A former Obama administration adviser said on Thursday that soaring inflation is in part due to continued public spending of large amounts of COVID-19 stimulus, stating that the Biden administration is not entirely to blame.
“I think we’re going to have higher rates for the foreseeable future, but the economy itself is actually doing okay,” Rattner said, while noting that the Federal Reserve’s moves to raise interest rates by 75 basis points are “extremely large by Fed standards.”
The central bank initiated another 75 basis-point hike on Nov. 2 to a target range of 3.75–4.00 percent, marking the sixth rate increase this year and the fourth consecutive 75-point increase in 2022.

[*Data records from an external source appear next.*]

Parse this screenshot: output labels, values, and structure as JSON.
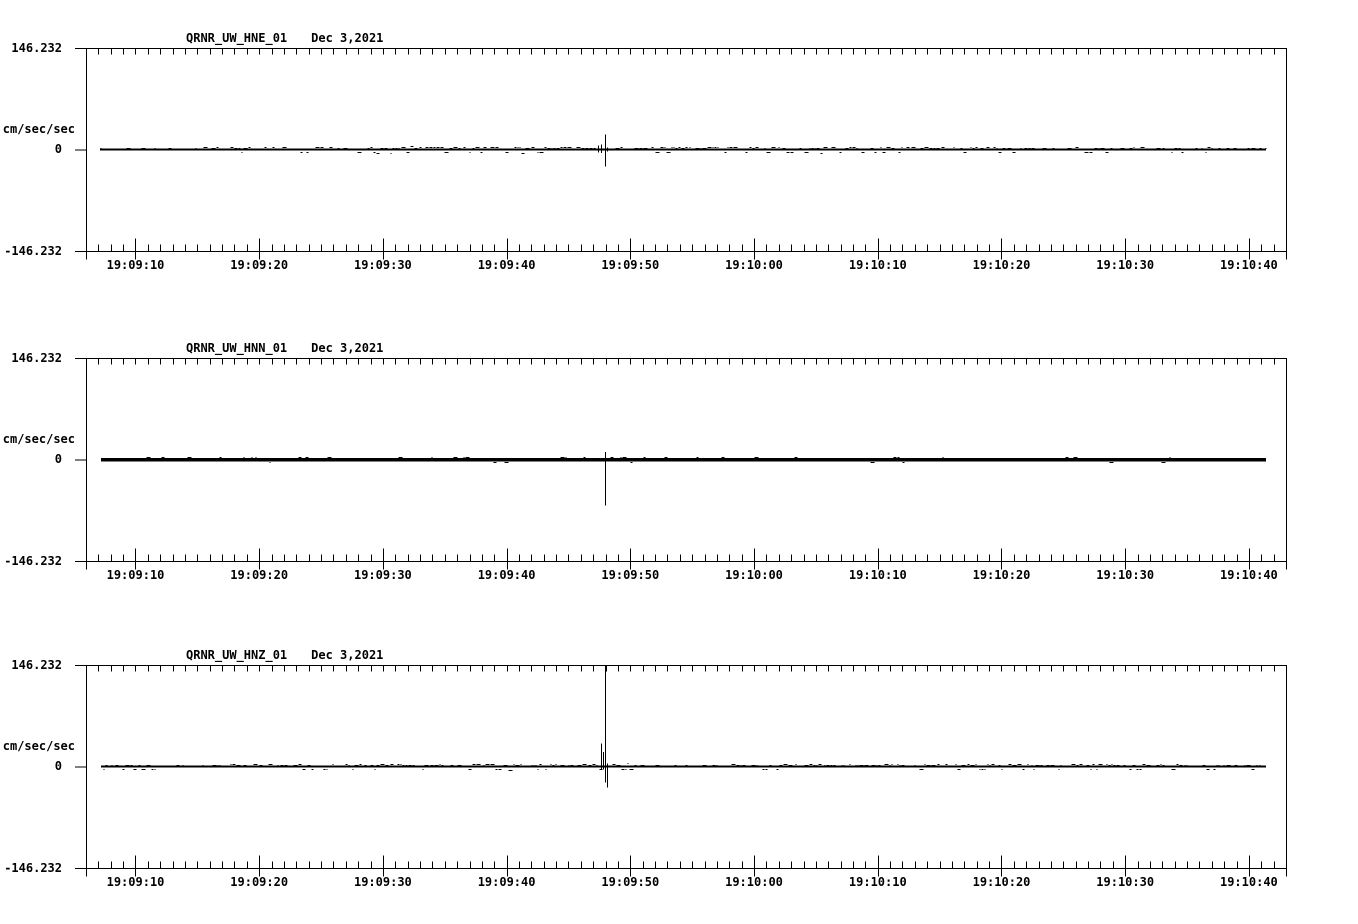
{
  "page": {
    "background": "#ffffff",
    "ink": "#000000"
  },
  "chart_data": [
    {
      "type": "line",
      "kind": "seismogram",
      "title": "QRNR_UW_HNE_01",
      "date": "Dec 3,2021",
      "channel": "HNE",
      "ylabel": "cm/sec/sec",
      "y_max_label": "146.232",
      "y_zero_label": "0",
      "y_min_label": "-146.232",
      "ylim": [
        -146.232,
        146.232
      ],
      "x_tick_labels": [
        "19:09:10",
        "19:09:20",
        "19:09:30",
        "19:09:40",
        "19:09:50",
        "19:10:00",
        "19:10:10",
        "19:10:20",
        "19:10:30",
        "19:10:40"
      ],
      "x_tick_sec": [
        4,
        14,
        24,
        34,
        44,
        54,
        64,
        74,
        84,
        94
      ],
      "x_span_sec": 97,
      "seed": 7,
      "trace": {
        "start_sec": 1.1,
        "end_sec": 95.4,
        "base_thickness_px": 2,
        "noise": [
          [
            1.1,
            9,
            1.5,
            0.15
          ],
          [
            9,
            17,
            2,
            0.3
          ],
          [
            17,
            23,
            2.8,
            0.55
          ],
          [
            23,
            30,
            3.6,
            0.8
          ],
          [
            30,
            40.5,
            2.8,
            0.7
          ],
          [
            40.5,
            41.3,
            2,
            0.5
          ],
          [
            42.3,
            47,
            2.8,
            0.55
          ],
          [
            47,
            62,
            2.8,
            0.75
          ],
          [
            62,
            78,
            2,
            0.5
          ],
          [
            78,
            95.4,
            1.6,
            0.35
          ]
        ],
        "spikes": [
          [
            41.35,
            6,
            4
          ],
          [
            41.6,
            7,
            5
          ],
          [
            41.97,
            21.5,
            24.5
          ],
          [
            42.1,
            3,
            3
          ]
        ]
      }
    },
    {
      "type": "line",
      "kind": "seismogram",
      "title": "QRNR_UW_HNN_01",
      "date": "Dec 3,2021",
      "channel": "HNN",
      "ylabel": "cm/sec/sec",
      "y_max_label": "146.232",
      "y_zero_label": "0",
      "y_min_label": "-146.232",
      "ylim": [
        -146.232,
        146.232
      ],
      "x_tick_labels": [
        "19:09:10",
        "19:09:20",
        "19:09:30",
        "19:09:40",
        "19:09:50",
        "19:10:00",
        "19:10:10",
        "19:10:20",
        "19:10:30",
        "19:10:40"
      ],
      "x_tick_sec": [
        4,
        14,
        24,
        34,
        44,
        54,
        64,
        74,
        84,
        94
      ],
      "x_span_sec": 97,
      "seed": 11,
      "trace": {
        "start_sec": 1.2,
        "end_sec": 95.4,
        "base_thickness_px": 3.5,
        "noise": [
          [
            1.2,
            95.4,
            0.7,
            0.08
          ]
        ],
        "spikes": [
          [
            41.55,
            0,
            3
          ],
          [
            41.97,
            11,
            66
          ]
        ]
      }
    },
    {
      "type": "line",
      "kind": "seismogram",
      "title": "QRNR_UW_HNZ_01",
      "date": "Dec 3,2021",
      "channel": "HNZ",
      "ylabel": "cm/sec/sec",
      "y_max_label": "146.232",
      "y_zero_label": "0",
      "y_min_label": "-146.232",
      "ylim": [
        -146.232,
        146.232
      ],
      "x_tick_labels": [
        "19:09:10",
        "19:09:20",
        "19:09:30",
        "19:09:40",
        "19:09:50",
        "19:10:00",
        "19:10:10",
        "19:10:20",
        "19:10:30",
        "19:10:40"
      ],
      "x_tick_sec": [
        4,
        14,
        24,
        34,
        44,
        54,
        64,
        74,
        84,
        94
      ],
      "x_span_sec": 97,
      "seed": 13,
      "trace": {
        "start_sec": 1.2,
        "end_sec": 95.4,
        "base_thickness_px": 2,
        "noise": [
          [
            1.2,
            10,
            1.4,
            0.3
          ],
          [
            10,
            24,
            2,
            0.5
          ],
          [
            24,
            33,
            2.8,
            0.6
          ],
          [
            33,
            41.5,
            2.8,
            0.7
          ],
          [
            42.4,
            44,
            4,
            0.9
          ],
          [
            44,
            52,
            1.4,
            0.3
          ],
          [
            52,
            70,
            2,
            0.55
          ],
          [
            70,
            88,
            2.5,
            0.65
          ],
          [
            88,
            95.4,
            1.6,
            0.4
          ]
        ],
        "spikes": [
          [
            41.6,
            33,
            4
          ],
          [
            41.78,
            21,
            4
          ],
          [
            41.97,
            146,
            23
          ],
          [
            42.12,
            4,
            30
          ]
        ]
      }
    }
  ]
}
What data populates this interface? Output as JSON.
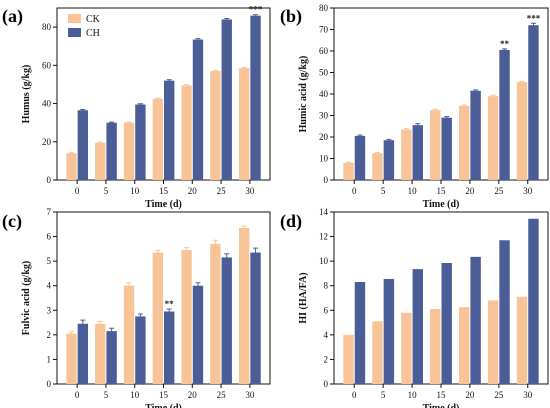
{
  "colors": {
    "CK": "#F8C497",
    "CH": "#4B5D97",
    "axis": "#111111"
  },
  "chart_data": [
    {
      "panel": "(a)",
      "type": "bar",
      "categories": [
        "0",
        "5",
        "10",
        "15",
        "20",
        "25",
        "30"
      ],
      "series": [
        {
          "name": "CK",
          "values": [
            14,
            19.5,
            30,
            42.5,
            49.5,
            57,
            58.5
          ],
          "errors": [
            0.3,
            0.3,
            0.4,
            0.4,
            0.4,
            0.4,
            0.4
          ]
        },
        {
          "name": "CH",
          "values": [
            36.5,
            30,
            39.5,
            52,
            73.5,
            84,
            86
          ],
          "errors": [
            0.4,
            0.3,
            0.4,
            0.5,
            0.5,
            0.5,
            0.5
          ]
        }
      ],
      "xlabel": "Time (d)",
      "ylabel": "Humus (g/kg)",
      "ylim": [
        0,
        90
      ],
      "yticks": [
        "0",
        "20",
        "40",
        "60",
        "80"
      ],
      "legend": [
        "CK",
        "CH"
      ],
      "legend_position": "top-left",
      "annotations": [
        {
          "category": "30",
          "text": "***"
        }
      ]
    },
    {
      "panel": "(b)",
      "type": "bar",
      "categories": [
        "0",
        "5",
        "10",
        "15",
        "20",
        "25",
        "30"
      ],
      "series": [
        {
          "name": "CK",
          "values": [
            8,
            12.5,
            23.5,
            32.5,
            34.5,
            39,
            45.5
          ],
          "errors": [
            0.3,
            0.3,
            0.4,
            0.4,
            0.4,
            0.4,
            0.4
          ]
        },
        {
          "name": "CH",
          "values": [
            20.5,
            18.5,
            25.5,
            29,
            41.5,
            60.5,
            72
          ],
          "errors": [
            0.4,
            0.4,
            0.7,
            0.5,
            0.4,
            0.5,
            0.9
          ]
        }
      ],
      "xlabel": "Time (d)",
      "ylabel": "Humic acid (g/kg)",
      "ylim": [
        0,
        80
      ],
      "yticks": [
        "0",
        "10",
        "20",
        "30",
        "40",
        "50",
        "60",
        "70",
        "80"
      ],
      "annotations": [
        {
          "category": "25",
          "text": "**"
        },
        {
          "category": "30",
          "text": "***"
        }
      ]
    },
    {
      "panel": "(c)",
      "type": "bar",
      "categories": [
        "0",
        "5",
        "10",
        "15",
        "20",
        "25",
        "30"
      ],
      "series": [
        {
          "name": "CK",
          "values": [
            2.05,
            2.45,
            4.0,
            5.35,
            5.45,
            5.7,
            6.35
          ],
          "errors": [
            0.08,
            0.1,
            0.12,
            0.08,
            0.1,
            0.15,
            0.08
          ]
        },
        {
          "name": "CH",
          "values": [
            2.45,
            2.15,
            2.75,
            2.95,
            4.0,
            5.15,
            5.35
          ],
          "errors": [
            0.15,
            0.12,
            0.1,
            0.1,
            0.12,
            0.15,
            0.18
          ]
        }
      ],
      "xlabel": "Time (d)",
      "ylabel": "Fulvic acid (g/kg)",
      "ylim": [
        0,
        7
      ],
      "yticks": [
        "0",
        "1",
        "2",
        "3",
        "4",
        "5",
        "6",
        "7"
      ],
      "annotations": [
        {
          "category": "15",
          "text": "**"
        }
      ]
    },
    {
      "panel": "(d)",
      "type": "bar",
      "categories": [
        "0",
        "5",
        "10",
        "15",
        "20",
        "25",
        "30"
      ],
      "series": [
        {
          "name": "CK",
          "values": [
            4.0,
            5.1,
            5.8,
            6.1,
            6.25,
            6.8,
            7.1
          ],
          "errors": [
            0,
            0,
            0,
            0,
            0,
            0,
            0
          ]
        },
        {
          "name": "CH",
          "values": [
            8.3,
            8.55,
            9.35,
            9.85,
            10.35,
            11.7,
            13.45
          ],
          "errors": [
            0,
            0,
            0,
            0,
            0,
            0,
            0
          ]
        }
      ],
      "xlabel": "Time (d)",
      "ylabel": "HI (HA/FA)",
      "ylim": [
        0,
        14
      ],
      "yticks": [
        "0",
        "2",
        "4",
        "6",
        "8",
        "10",
        "12",
        "14"
      ],
      "annotations": []
    }
  ]
}
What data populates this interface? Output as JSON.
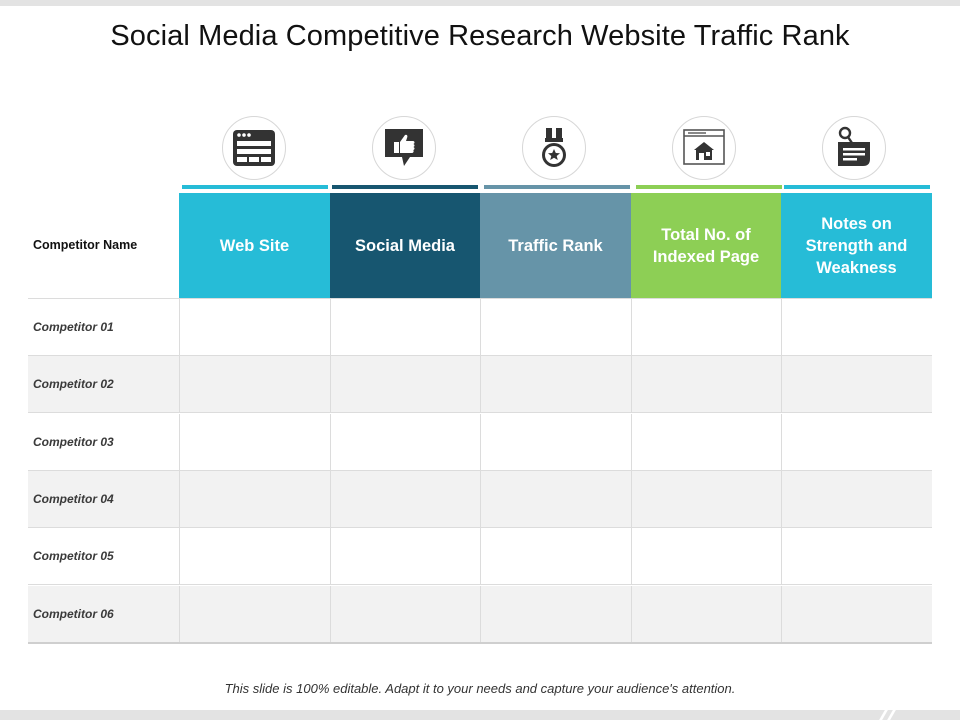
{
  "title": "Social Media Competitive Research Website Traffic Rank",
  "corner_label": "Competitor Name",
  "columns": [
    {
      "label": "Web Site",
      "icon": "browser-window-icon",
      "color": "#26bcd7",
      "accent": "#26bcd7"
    },
    {
      "label": "Social Media",
      "icon": "thumbs-up-speech-bubble-icon",
      "color": "#175670",
      "accent": "#175670"
    },
    {
      "label": "Traffic Rank",
      "icon": "medal-icon",
      "color": "#6694a8",
      "accent": "#6694a8"
    },
    {
      "label": "Total No. of Indexed Page",
      "icon": "webpage-home-icon",
      "color": "#8dcf55",
      "accent": "#8dcf55"
    },
    {
      "label": "Notes on Strength and Weakness",
      "icon": "notes-tag-icon",
      "color": "#26bcd7",
      "accent": "#26bcd7"
    }
  ],
  "rows": [
    {
      "label": "Competitor 01",
      "cells": [
        "",
        "",
        "",
        "",
        ""
      ]
    },
    {
      "label": "Competitor 02",
      "cells": [
        "",
        "",
        "",
        "",
        ""
      ]
    },
    {
      "label": "Competitor 03",
      "cells": [
        "",
        "",
        "",
        "",
        ""
      ]
    },
    {
      "label": "Competitor 04",
      "cells": [
        "",
        "",
        "",
        "",
        ""
      ]
    },
    {
      "label": "Competitor 05",
      "cells": [
        "",
        "",
        "",
        "",
        ""
      ]
    },
    {
      "label": "Competitor 06",
      "cells": [
        "",
        "",
        "",
        "",
        ""
      ]
    }
  ],
  "footer": "This slide is 100% editable. Adapt it to your needs and capture your audience's attention."
}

Rattner said that inflation has skyrocketed over the past year and that the “Fed essentially did nothing for almost a year,” meaning the central bank is now having to “play catch-up” while inflation remains stubborn.
Congress ‘Saved the President From Himself’
“We poured roughly $2.5 trillion into Americans’ pockets during the pandemic, for lots of good reasons, including money they didn’t spend. We’ve been gradually working that off. But it’s still well over $1.5 trillion, almost $2 trillion. And so consumers are still spending, even though their real incomes are going down,” said Rattner, who is chairman and CEO of the investment management firm Willett Advisors LLC.“There are good things to be said about the economy that somehow get lost in the whole inflation figure,” he said, before noting that “the Biden administration’s first rescue plan was probably too much” and came at a time when the U.S. economy was “already on the path to recovery from COVID.”
“But it wasn’t what created 8 percent inflation. A lot of it was … the Fed put many more trillions into the economy than we did through the American Rescue Plan. And so, yeah, it’s not all on Biden,” Rattner said.
Elsewhere, Rattner said he believes that Congress had ultimately “saved the president from himself” by failing to pass the Build Back Better plan, which likely would have added to inflationary pressures.